ERP+RPAの投資対効果(ROI)を他社の2倍にする方法

業界トップランナー鍋野敬一郎氏のコラム「ERP+RPAの投資対効果(ROI)を他社の2倍にする方法(アフターコロナを見据えた働き方改革への処方箋)」が公開されました。

目次

□はじめに

 新型コロナウイルスによる影響は未だ続いていますが、秋から各ベンダがこぞってオンラインセミナー(あるいはリアル+オンラインのハイブリッドセミナー)を開催しています。筆者も、複数のベンダのオンラインセミナーへ登壇させて頂く機会を頂きました。そのアンケート結果を見ると、ユーザー企業のERPシステム投資に対する反応は大きく2つに分かれるようです。1つは、ERP再構築プロジェクトを仕切り直して2021年度からスタートするケース。もう1つは、実施時期を定めることが出来ずに先送り。想定しているタイミングは、2025年問題を考慮してその直前の2024年度以降で検討する?というのが2021年度実施の次に多かった回答です。また、ERPリニューアルプロジェクトと、DXプロジェクトのどちらを優先するのかについて伺うと、多くの企業はDXプロジェクトが先と答えていました。しかし、DXプロジェクトの内容はまだ明確に決まっているわけではなく、PoCに着手するというものが大半です。PoCから横展開を経て全社で推進するというケースはまだ1割もありません。多くの企業は、まだ新型コロナウイルスの影響に翻弄されて基幹システムに関するロードマップを描けていないようです。しかし、既にその先を予測して先行しようと動き出している企業もあります。今回はそのケースを少しご紹介します。
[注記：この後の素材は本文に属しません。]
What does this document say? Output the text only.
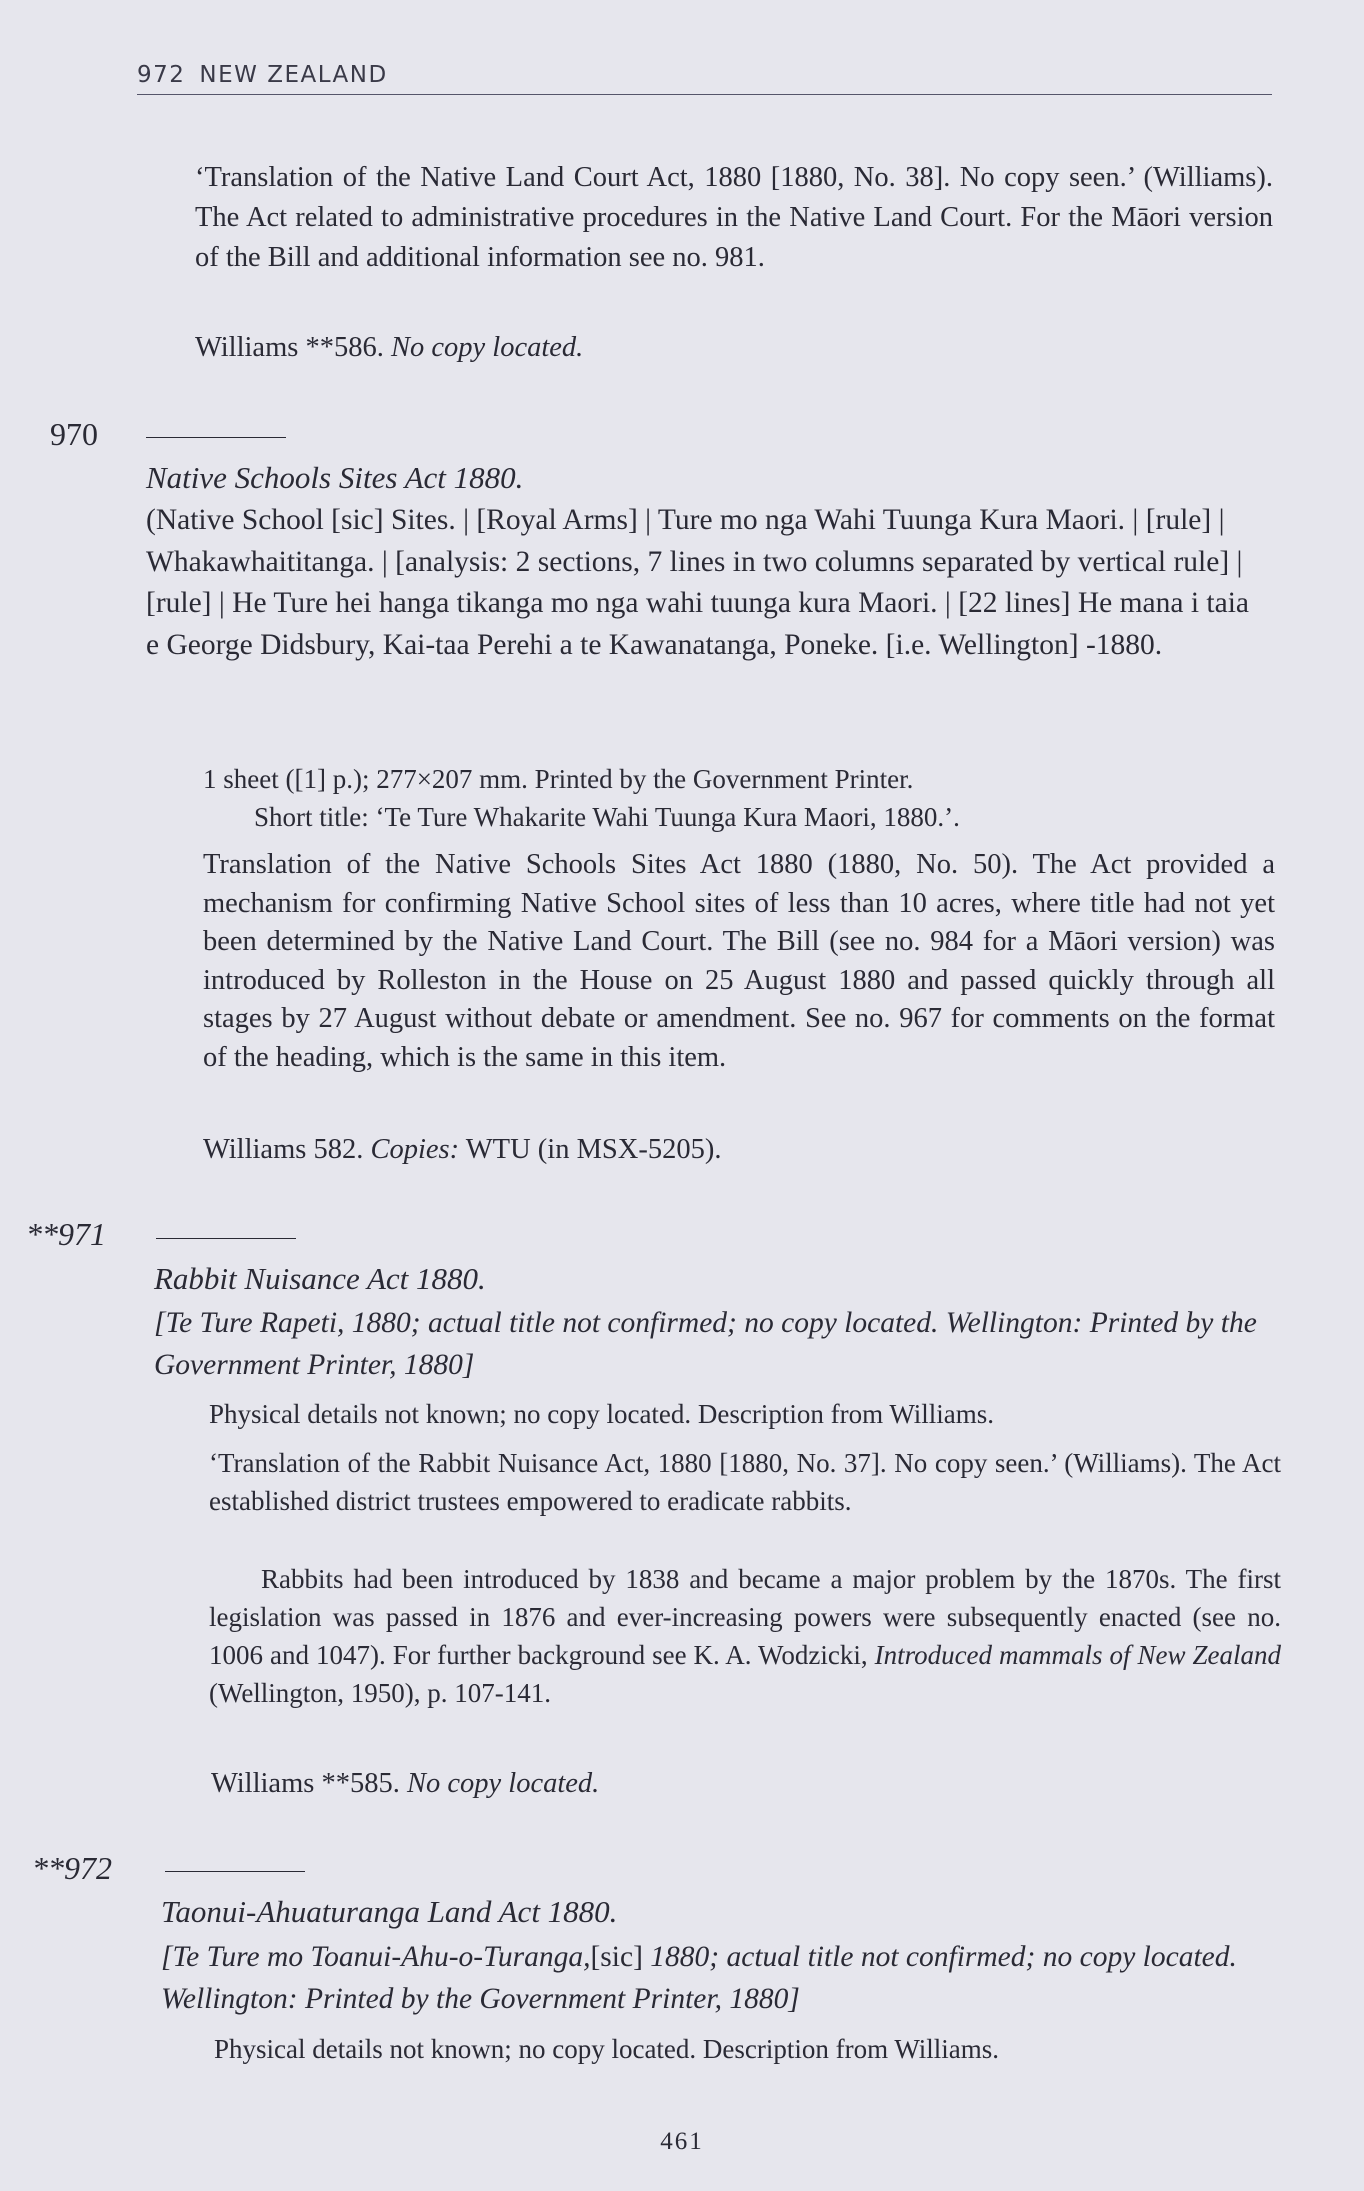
972 NEW ZEALAND
‘Translation of the Native Land Court Act, 1880 [1880, No. 38]. No copy seen.’ (Williams). The Act related to administrative procedures in the Native Land Court. For the Māori version of the Bill and additional information see no. 981.
Williams **586. No copy located.
970
Native Schools Sites Act 1880.
(Native School [sic] Sites. | [Royal Arms] | Ture mo nga Wahi Tuunga Kura Maori. | [rule] | Whakawhaititanga. | [analysis: 2 sections, 7 lines in two columns separated by vertical rule] | [rule] | He Ture hei hanga tikanga mo nga wahi tuunga kura Maori. | [22 lines] He mana i taia e George Didsbury, Kai-taa Perehi a te Kawanatanga, Poneke. [i.e. Wellington] -1880.
1 sheet ([1] p.); 277×207 mm. Printed by the Government Printer.
Short title: ‘Te Ture Whakarite Wahi Tuunga Kura Maori, 1880.’.
Translation of the Native Schools Sites Act 1880 (1880, No. 50). The Act provided a mechanism for confirming Native School sites of less than 10 acres, where title had not yet been determined by the Native Land Court. The Bill (see no. 984 for a Māori version) was introduced by Rolleston in the House on 25 August 1880 and passed quickly through all stages by 27 August without debate or amendment. See no. 967 for comments on the format of the heading, which is the same in this item.
Williams 582. Copies: WTU (in MSX-5205).
**971
Rabbit Nuisance Act 1880.
[Te Ture Rapeti, 1880; actual title not confirmed; no copy located. Wellington: Printed by the Government Printer, 1880]
Physical details not known; no copy located. Description from Williams.
‘Translation of the Rabbit Nuisance Act, 1880 [1880, No. 37]. No copy seen.’ (Williams). The Act established district trustees empowered to eradicate rabbits.
Rabbits had been introduced by 1838 and became a major problem by the 1870s. The first legislation was passed in 1876 and ever-increasing powers were subsequently enacted (see no. 1006 and 1047). For further background see K. A. Wodzicki, Introduced mammals of New Zealand (Wellington, 1950), p. 107-141.
Williams **585. No copy located.
**972
Taonui-Ahuaturanga Land Act 1880.
[Te Ture mo Toanui-Ahu-o-Turanga,[sic] 1880; actual title not confirmed; no copy located. Wellington: Printed by the Government Printer, 1880]
Physical details not known; no copy located. Description from Williams.
461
■ERP+RPAによる投資対効果ROIのターゲットを担当者より管理者にするべき理由

 2025年問題対応を2020年度から取り組む予定にしていた企業は、その大半が2021年度からERP再構築プロジェクトを行なう計画を立てています。そのテーマの1つが、新型コロナウイルスによる影響を踏まえた「働き方改革」への対応です。具体的には、リモートワーク対応やRPA導入による煩雑な繰り返し業務(ルーチン)の自動化が成果を上げています。ERP+RPA導入によって、経理の月次処理や、購買における製品受入とその請求書を突き合わせるような伝票照合業務などです。こうした業務は、ERP+RPAによる成果を上げやすく業種や企業の規模に関係なく導入効果が期待できます。バックオフィス系では、経理業務、請求業務、購買業務などでERP+RPAが着実に実績を上げています。こうした動きを踏まえて、工場や研究所などへ適用業務を拡大しようという動きがあります。成功するケースも多いのですが、工場や研究所ではあまり上手く導入出来ないケースも報告されています。